Thursday, April 25, 2024

Sorry 2021, But I am Looking Forward to 2022

Welcome to 2021 – it doesn’t feel any different does it? I suspect that 2021 won’t feel any different from 2020 for a while yet.

I hope that all of our readers had as fantastic a holiday season as our current circumstances would allow. With Ontario residents encouraged to only gather with those within their own household for Christmas celebrations before moving to a province-wide shutdown beginning on Boxing Day, this holiday season was one of frustration and confusion for Ontarians.

For many, myself included, the holiday period was a quiet, lonely time. While I don’t celebrate Christmas personally, I do enjoy the season, and typically my two (now grown) sons come to Meaford for a visit around the new year, but not this year. In fact, though our birthdays are six months apart, in 2020 I turned 50 while under a provincial lockdown, and now a few days into 2021, my younger son turns 18, also under lockdown. So New Year’s Eve was a relatively humdrum affair for myself and many others, connected to the outside world by an internet connection.

After a much needed two-week break, we at The Independent got back to work on Monday preparing the first print paper of the year while in the midst of this latest shutdown, while many businesses have been forced to close their doors, or shift to curbside pickup, and restaurant dining rooms sit empty with restaurant owners crossing their fingers and hoping they will be able to survive on take-out and delivery until the shutdown is over.

Some I have talked to in recent days wonder if this latest shutdown will be the final nail in the coffin of many small businesses, and I have wondered the same myself. Much has been asked of small business owners over the past year, too much many would suggest.

While this current shutdown is expected to last 28 days from the Boxing Day implementation, even if we are given the green light to resume our normal lives later this month (unlikely), I suspect that the worst of the financial impact of this pandemic, particularly on small businesses, will be felt mid-way through 2021. I would like to be more optimistic, but I fear that we are in for a very long winter, and I suspect that in some ways the worst might be yet to come with regard to the impact of this pandemic.

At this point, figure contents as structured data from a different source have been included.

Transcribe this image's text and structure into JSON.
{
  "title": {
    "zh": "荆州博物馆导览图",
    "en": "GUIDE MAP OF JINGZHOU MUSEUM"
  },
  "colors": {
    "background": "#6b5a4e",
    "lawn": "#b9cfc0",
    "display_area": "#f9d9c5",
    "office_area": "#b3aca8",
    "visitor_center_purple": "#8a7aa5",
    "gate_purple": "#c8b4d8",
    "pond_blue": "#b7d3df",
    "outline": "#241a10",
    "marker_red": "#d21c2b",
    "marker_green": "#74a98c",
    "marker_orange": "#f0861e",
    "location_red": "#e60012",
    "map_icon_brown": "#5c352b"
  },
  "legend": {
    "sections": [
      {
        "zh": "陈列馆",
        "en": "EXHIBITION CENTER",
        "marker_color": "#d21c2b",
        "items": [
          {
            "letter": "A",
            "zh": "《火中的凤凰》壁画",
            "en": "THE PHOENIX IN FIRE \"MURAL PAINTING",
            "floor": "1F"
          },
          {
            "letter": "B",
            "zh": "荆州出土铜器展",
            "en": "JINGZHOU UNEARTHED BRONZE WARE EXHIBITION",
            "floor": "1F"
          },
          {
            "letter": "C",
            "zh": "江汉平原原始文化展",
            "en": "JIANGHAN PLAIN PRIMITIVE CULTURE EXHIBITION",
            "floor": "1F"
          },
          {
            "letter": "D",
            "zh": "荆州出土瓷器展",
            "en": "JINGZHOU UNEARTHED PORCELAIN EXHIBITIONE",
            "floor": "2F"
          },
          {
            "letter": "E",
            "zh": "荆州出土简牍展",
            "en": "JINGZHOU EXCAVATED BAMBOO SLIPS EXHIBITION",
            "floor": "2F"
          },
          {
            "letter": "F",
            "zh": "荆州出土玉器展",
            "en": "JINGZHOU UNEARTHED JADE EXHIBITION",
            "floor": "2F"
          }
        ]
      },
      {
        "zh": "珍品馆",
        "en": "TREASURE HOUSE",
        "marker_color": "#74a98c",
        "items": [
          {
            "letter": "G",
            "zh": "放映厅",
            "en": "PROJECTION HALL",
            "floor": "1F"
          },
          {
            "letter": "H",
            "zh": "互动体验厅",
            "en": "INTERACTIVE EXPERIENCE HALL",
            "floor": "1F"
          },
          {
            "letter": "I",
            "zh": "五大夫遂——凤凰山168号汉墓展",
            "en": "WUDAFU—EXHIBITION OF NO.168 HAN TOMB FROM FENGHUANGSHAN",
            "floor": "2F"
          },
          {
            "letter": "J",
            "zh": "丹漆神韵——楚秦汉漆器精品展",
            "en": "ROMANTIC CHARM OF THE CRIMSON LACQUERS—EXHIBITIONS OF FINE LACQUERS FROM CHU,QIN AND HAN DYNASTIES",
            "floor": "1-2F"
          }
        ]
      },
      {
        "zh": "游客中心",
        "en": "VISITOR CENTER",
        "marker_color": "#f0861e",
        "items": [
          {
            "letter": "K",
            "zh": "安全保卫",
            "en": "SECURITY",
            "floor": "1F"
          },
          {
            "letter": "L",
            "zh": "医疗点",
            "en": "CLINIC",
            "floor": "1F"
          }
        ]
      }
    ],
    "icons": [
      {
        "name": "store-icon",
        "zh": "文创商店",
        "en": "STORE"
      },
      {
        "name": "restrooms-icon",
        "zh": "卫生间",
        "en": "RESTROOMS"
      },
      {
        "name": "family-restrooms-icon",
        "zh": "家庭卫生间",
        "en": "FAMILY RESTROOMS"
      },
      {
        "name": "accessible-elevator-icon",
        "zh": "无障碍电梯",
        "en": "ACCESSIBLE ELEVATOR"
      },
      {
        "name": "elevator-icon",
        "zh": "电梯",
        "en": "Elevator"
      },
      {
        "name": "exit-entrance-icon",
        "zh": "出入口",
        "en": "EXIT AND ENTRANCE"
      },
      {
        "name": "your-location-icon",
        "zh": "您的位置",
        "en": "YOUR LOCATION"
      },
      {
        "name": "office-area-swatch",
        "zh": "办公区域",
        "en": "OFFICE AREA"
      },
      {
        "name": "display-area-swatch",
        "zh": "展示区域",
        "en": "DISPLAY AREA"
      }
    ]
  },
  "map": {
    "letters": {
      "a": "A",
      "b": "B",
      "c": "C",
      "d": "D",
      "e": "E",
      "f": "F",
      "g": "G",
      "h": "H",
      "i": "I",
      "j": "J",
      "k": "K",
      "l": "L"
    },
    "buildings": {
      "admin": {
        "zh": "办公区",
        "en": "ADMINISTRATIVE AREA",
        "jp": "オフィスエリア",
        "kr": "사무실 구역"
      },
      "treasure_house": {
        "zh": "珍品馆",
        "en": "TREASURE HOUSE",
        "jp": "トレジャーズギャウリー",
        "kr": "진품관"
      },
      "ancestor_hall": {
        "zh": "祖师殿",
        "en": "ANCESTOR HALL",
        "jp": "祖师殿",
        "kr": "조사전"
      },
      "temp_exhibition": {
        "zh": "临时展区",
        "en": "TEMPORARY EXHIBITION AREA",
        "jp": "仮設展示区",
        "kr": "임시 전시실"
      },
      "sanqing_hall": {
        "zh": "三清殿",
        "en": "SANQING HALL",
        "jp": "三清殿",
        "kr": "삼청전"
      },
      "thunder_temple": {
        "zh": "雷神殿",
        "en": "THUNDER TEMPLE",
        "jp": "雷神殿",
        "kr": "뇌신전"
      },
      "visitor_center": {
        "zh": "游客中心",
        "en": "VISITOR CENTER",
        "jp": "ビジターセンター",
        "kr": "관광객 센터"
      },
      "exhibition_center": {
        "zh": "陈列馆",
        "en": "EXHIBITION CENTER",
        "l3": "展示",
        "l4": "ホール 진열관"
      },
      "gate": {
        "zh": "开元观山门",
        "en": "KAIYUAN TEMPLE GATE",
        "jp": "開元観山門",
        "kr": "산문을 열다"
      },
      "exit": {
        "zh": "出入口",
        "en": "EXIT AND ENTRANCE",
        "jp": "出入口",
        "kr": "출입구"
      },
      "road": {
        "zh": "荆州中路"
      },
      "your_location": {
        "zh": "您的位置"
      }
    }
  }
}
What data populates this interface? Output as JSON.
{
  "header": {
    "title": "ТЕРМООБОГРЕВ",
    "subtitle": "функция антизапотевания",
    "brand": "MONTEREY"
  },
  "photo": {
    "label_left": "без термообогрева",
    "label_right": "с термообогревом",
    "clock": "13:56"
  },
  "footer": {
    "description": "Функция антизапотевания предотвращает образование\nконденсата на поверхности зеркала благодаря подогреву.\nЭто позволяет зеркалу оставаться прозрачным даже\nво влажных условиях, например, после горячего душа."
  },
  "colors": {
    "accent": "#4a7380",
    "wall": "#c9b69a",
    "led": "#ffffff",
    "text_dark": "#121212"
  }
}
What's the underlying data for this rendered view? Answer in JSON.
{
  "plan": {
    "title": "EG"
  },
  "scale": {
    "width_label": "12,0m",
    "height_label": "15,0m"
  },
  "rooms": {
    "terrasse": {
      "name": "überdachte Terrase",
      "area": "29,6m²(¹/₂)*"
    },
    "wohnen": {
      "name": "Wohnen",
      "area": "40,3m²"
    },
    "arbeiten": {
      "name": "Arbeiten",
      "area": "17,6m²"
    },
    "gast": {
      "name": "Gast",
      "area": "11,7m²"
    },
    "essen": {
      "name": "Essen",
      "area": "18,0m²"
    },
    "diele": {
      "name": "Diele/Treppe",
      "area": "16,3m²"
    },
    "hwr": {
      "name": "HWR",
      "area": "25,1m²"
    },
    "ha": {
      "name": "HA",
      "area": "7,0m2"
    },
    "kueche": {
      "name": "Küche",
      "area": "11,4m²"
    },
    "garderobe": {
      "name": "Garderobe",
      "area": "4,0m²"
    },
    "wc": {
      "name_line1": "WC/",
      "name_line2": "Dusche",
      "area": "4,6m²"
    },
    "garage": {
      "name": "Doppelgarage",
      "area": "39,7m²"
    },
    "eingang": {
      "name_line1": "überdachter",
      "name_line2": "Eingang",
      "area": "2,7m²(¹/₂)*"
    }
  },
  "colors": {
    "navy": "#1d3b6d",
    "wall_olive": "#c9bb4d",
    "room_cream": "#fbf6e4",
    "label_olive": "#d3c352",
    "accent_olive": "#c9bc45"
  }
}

No doubt 2020 will be remembered by many as the year of no fun. No large public gatherings has meant that many of our favourite annual events were cancelled in 2020. It was a year of little to no live music, no live theatre, no blockbuster movies at the cinema. It was also a year of little to no sports. Many had hoped that the Knights of Meaford hockey club would have been back in action by November, but the pandemic has decided otherwise, and we very well could lose what is left of the current hockey season.

I have a hunch that we won’t see much in the way of fun as we used to know it until at least mid-way through this new year. I would not be surprised if we are still facing some distancing and face mask orders when Canada Day rolls around – I find it difficult to be more optimistic given what we have all endured in 2020.

As I type these words positive COVID-19 cases continue to spike across the province, even here in Grey-Bruce, where throughout most of this ordeal we have been relatively unscathed by the virus. To make the near future perhaps even more gloomy, an ocean away in the United Kingdom a new shutdown has been ordered, with Prime Minister Boris Johnson telling the media and his nation that, “We now have a new variant of the virus and it’s been both frustrating and alarming to see the speed with which the new variant is spreading.” Not overly encouraging for those hoping we are nearing the end of this ordeal.

While this has most certainly been the most pessimistic start of the year editorial in our 11 years of bringing news and opinion to Meaford readers, there are always reasons for positivity. If this past year has taught us nothing else, it has taught us that our friends and neighbours in this community will find a way to help those who need help, and to bring smiles to weary faces. We have seen this community pull together and support one another, and if that is the only positive to come out of the past year, it’s at the very least comforting to know that we are all in this together.

So, sorry 2021, I want to have high hopes, but the realist in me is looking forward to 2022.